How We Cooked a Jewish-Asian Christmas
Editor's note: Serious Eats contributors Noah Arenstein and Chichi Wang spent their Christmas cooking for Woks and Lox, a Jewish-Chinese holiday dinner that brings two cultures together with the best of their culinary traditions. We asked head chef Noah, who you've met before, to tell his story of how the event came together.
Sensing an opportunity to strengthen the "undeniable bond between Jews and Chinese" during the holidays, seasoned event planners and Queens food power couple Jeff Orlick and Veronica Chan created Woks & Lox in 2011. For the first two years, the event was held on Christmas Eve at Queens Kickshaw in Astoria, with Serious Eats contributor Chichi Wang developing a Chinese-Jewish fusion menu of hearty winter classics including five-spice potato latkes and potato wonton pierogi.
I'd been to Woks & Lox both years, first as a paying guest and last year as Chichi's sous chef. This year, with Chichi in grad school and me going full-steam with my Scharf & Zoyer pop-up, I couldn't resist the opportunity to take a larger part in developing a new menu. Here's how this year's Jewish-Chinese Christmas came together.

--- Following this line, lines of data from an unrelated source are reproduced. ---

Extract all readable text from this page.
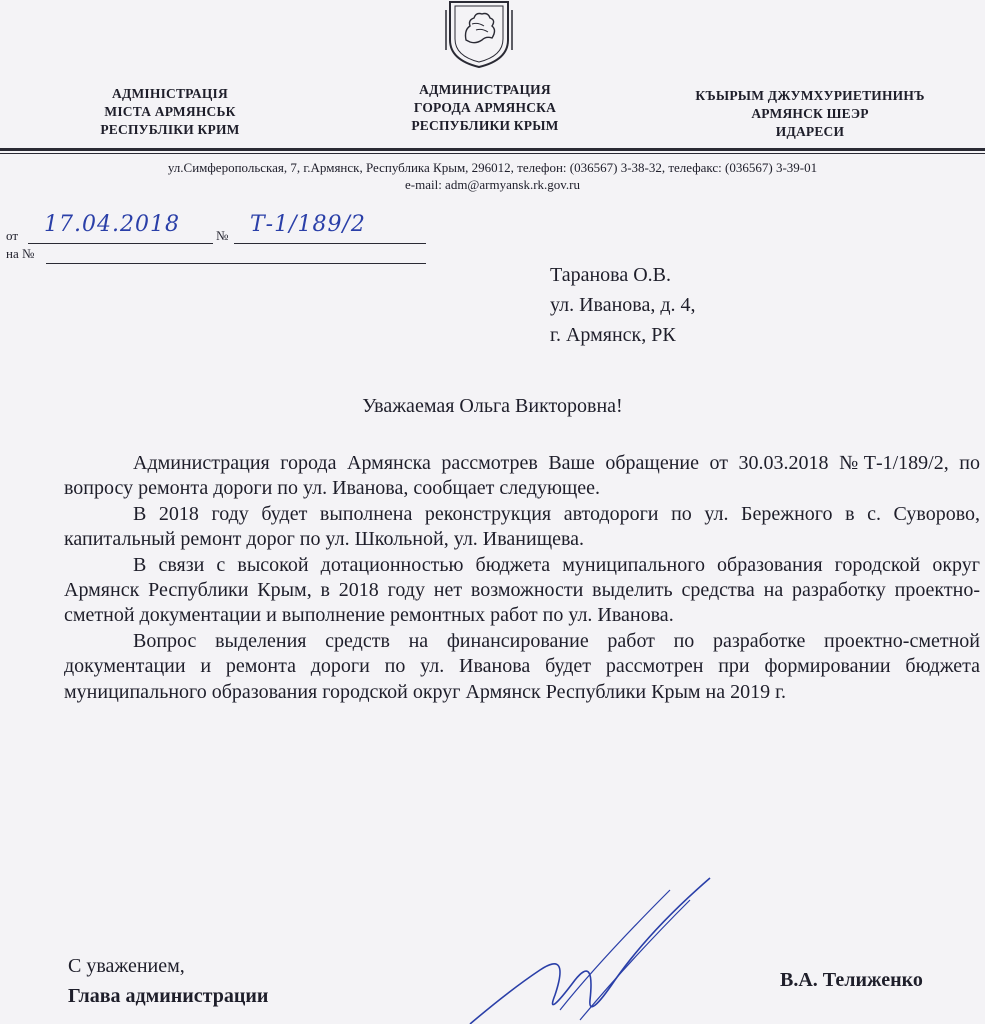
АДМІНІСТРАЦІЯ
МІСТА АРМЯНСЬК
РЕСПУБЛІКИ КРИМ
АДМИНИСТРАЦИЯ
ГОРОДА АРМЯНСКА
РЕСПУБЛИКИ КРЫМ
КЪЫРЫМ ДЖУМХУРИЕТИНИНЪ
АРМЯНСК ШЕЭР
ИДАРЕСИ
ул.Симферопольская, 7, г.Армянск, Республика Крым, 296012, телефон: (036567) 3-38-32, телефакс: (036567) 3-39-01
e-mail: adm@armyansk.rk.gov.ru
от 17.04.2018	№ Т-1/189/2
на №
Таранова О.В.
ул. Иванова, д. 4,
г. Армянск, РК
Уважаемая Ольга Викторовна!

Администрация города Армянска рассмотрев Ваше обращение от 30.03.2018 №Т-1/189/2, по вопросу ремонта дороги по ул. Иванова, сообщает следующее.

В 2018 году будет выполнена реконструкция автодороги по ул. Бережного в с. Суворово, капитальный ремонт дорог по ул. Школьной, ул. Иванищева.

В связи с высокой дотационностью бюджета муниципального образования городской округ Армянск Республики Крым, в 2018 году нет возможности выделить средства на разработку проектно-сметной документации и выполнение ремонтных работ по ул. Иванова.

Вопрос выделения средств на финансирование работ по разработке проектно-сметной документации и ремонта дороги по ул. Иванова будет рассмотрен при формировании бюджета муниципального образования городской округ Армянск Республики Крым на 2019 г.

С уважением,
Глава администрации
В.А. Телиженко
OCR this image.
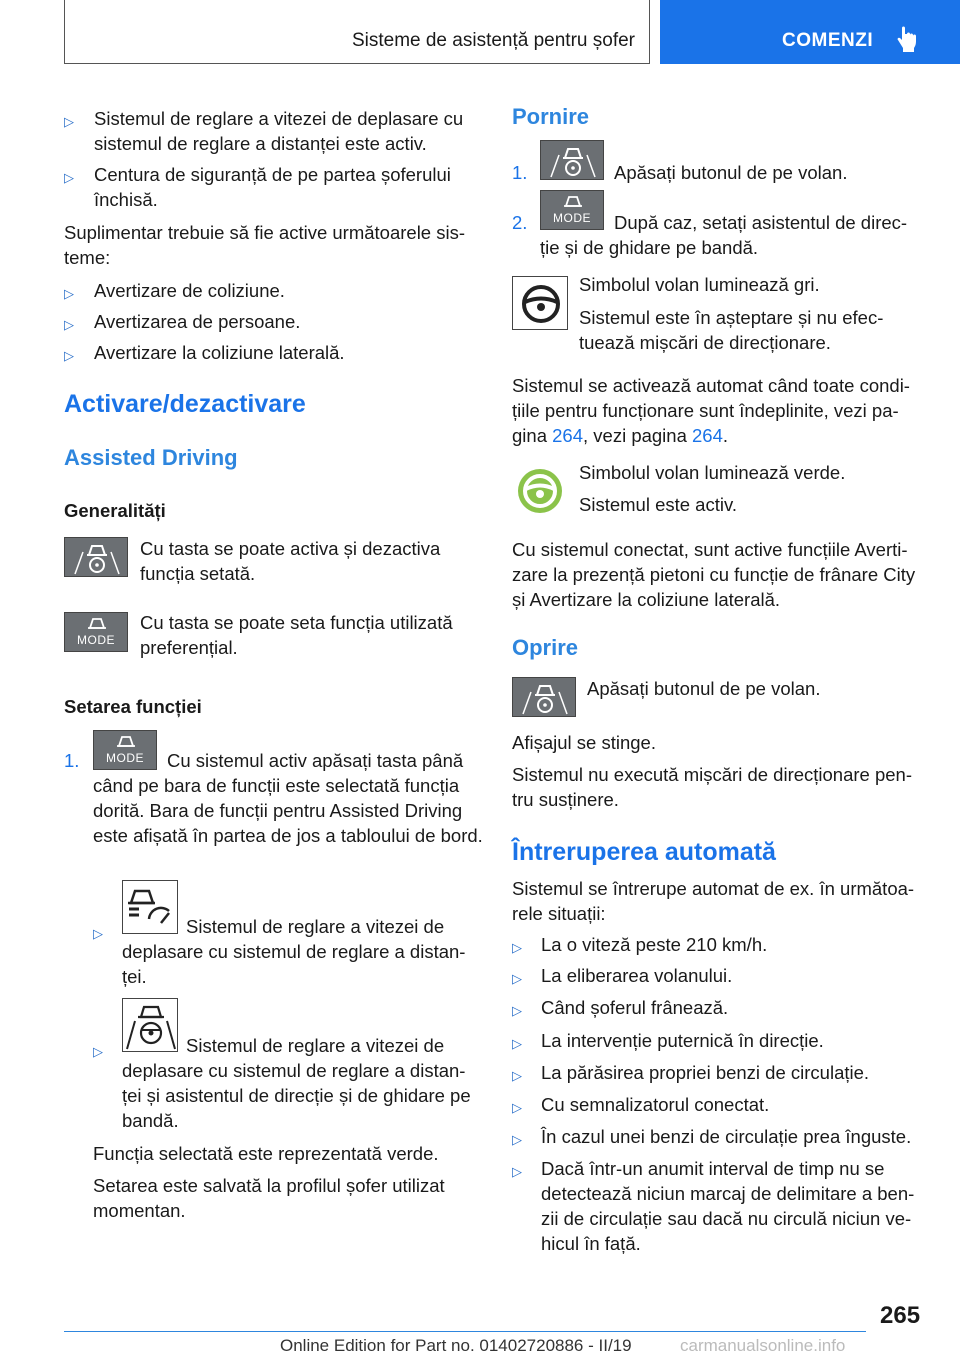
Sisteme de asistență pentru șofer	COMENZI
▷ Sistemul de reglare a vitezei de deplasare cu sistemul de reglare a distanței este activ.
▷ Centura de siguranță de pe partea șoferului închisă.
Suplimentar trebuie să fie active următoarele sis-teme:
▷ Avertizare de coliziune.
▷ Avertizarea de persoane.
▷ Avertizare la coliziune laterală.
Activare/dezactivare
Assisted Driving
Generalități
Cu tasta se poate activa și dezactiva funcția setată.
MODE
Cu tasta se poate seta funcția utilizată preferențial.
Setarea funcției
1.	MODE	Cu sistemul activ apăsați tasta până când pe bara de funcții este selectată funcția dorită. Bara de funcții pentru Assisted Driving este afișată în partea de jos a tabloului de bord.
▷	Sistemul de reglare a vitezei de deplasare cu sistemul de reglare a distan-ței.
▷	Sistemul de reglare a vitezei de deplasare cu sistemul de reglare a distan-ței și asistentul de direcție și de ghidare pe bandă.
Funcția selectată este reprezentată verde.
Setarea este salvată la profilul șofer utilizat momentan.
Pornire
1.	Apăsați butonul de pe volan.
2.	MODE	După caz, setați asistentul de direc-ție și de ghidare pe bandă.
Simbolul volan luminează gri.
Sistemul este în așteptare și nu efec-tuează mișcări de direcționare.
Sistemul se activează automat când toate condi-țiile pentru funcționare sunt îndeplinite, vezi pa-gina 264, vezi pagina 264.
Simbolul volan luminează verde.
Sistemul este activ.
Cu sistemul conectat, sunt active funcțiile Averti-zare la prezență pietoni cu funcție de frânare City și Avertizare la coliziune laterală.
Oprire
Apăsați butonul de pe volan.
Afișajul se stinge.
Sistemul nu execută mișcări de direcționare pen-tru susținere.
Întreruperea automată
Sistemul se întrerupe automat de ex. în următoa-rele situații:
▷ La o viteză peste 210 km/h.
▷ La eliberarea volanului.
▷ Când șoferul frânează.
▷ La intervenție puternică în direcție.
▷ La părăsirea propriei benzi de circulație.
▷ Cu semnalizatorul conectat.
▷ În cazul unei benzi de circulație prea înguste.
▷ Dacă într-un anumit interval de timp nu se detectează niciun marcaj de delimitare a ben-zii de circulație sau dacă nu circulă niciun ve-hicul în față.
265
Online Edition for Part no. 01402720886 - II/19	carmanualsonline.info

For the third installment of Woks and Lox, Jeff and Veronica wanted to go bigger, which meant moving the event to Manhattan. They explored numerous new venues before finding a location that perfectly represented Chinatown's past and future: Nom Wah Tea Parlor, the oldest dim sum house in Chinatown.
Besides the venue, we agreed on another major change. In the spirit of Queens Kickshaw's menu, all the dishes served were vegetarian. At Nom Wah we could now serve a full meat menu, one that we decided would be "kosher-style," which is to say we'd avoid pork and shellfish and keep meat and dairy mostly separate.
Going Kosher-style was easy, but the rest of our limitations were significant. Nom Wah's kitchen was off-limits, and we had no heating elements aside from a single griddle (plugging in a second, we found, would overload the circuit breaker) and a handful of chafing dishes. Everything else was held hot in "cambros," which are large, plug-in heating boxes (graciously loaned to us by Briskettown's Dan Delaney). We set up a restaurant within a restaurant to serve our meal.
As a frequent, post-court visitor to Nom Wah (I'm a lawyer by day), I'd latched on to a handful of dishes that I was eager to riff on. One of my favorites has always been pan-fried turnip cakes with XO sauce. Since my entire reputation as a cook has been based on pan-frying kugel, this dish was a no-brainer. However, the XO had to be kosher-fied, so Chichi and I developed a vegetarian version by making it intensely mushroom-y, with mushroom bits roasted to an intense caramelization. Enter fried kugel cubes with mushroom XO sausage.
I also love Nom Wah's fried eggplant stuffed with shrimp paste. But I also love gefilte fish, which when done right is at least as good as shrimp paste, and as luck has it the good people behind Gefilteria, who make a fabulous gefilte fish, were happy to make some donations. Horseradish and gefilte fish go together like peanut butter and jelly, so for a sauce we spiked hoisin with at least four jars of horseradish and a bit of pickled chilies. Try it at your next seder.
We also served a beak-to-butt chicken fried rice, served with chicken thigh, confit gizzards, and chicken liver made like foie gras from Fleisher's Meats. We topped it all with a shower of gribenes (fried chicken skin) and dill and served it with a side of deli mustard from The Pickle Guys.
Last up was a Sephardic version Fuchsia Dunlop's Sichuan dan dan noodle recipe from her cookbook, Land of Plenty, served with a fried chickpea, lamb, mint, and pistachio topping. I'll be cooking it at future pop-ups and scarfing it down at home in the meantime.
Given our limitations, it was as fine a Jewish-Chinese Christmas as we could hope for. At the end of the night we fed over 60 people. It felt like an even larger crowd.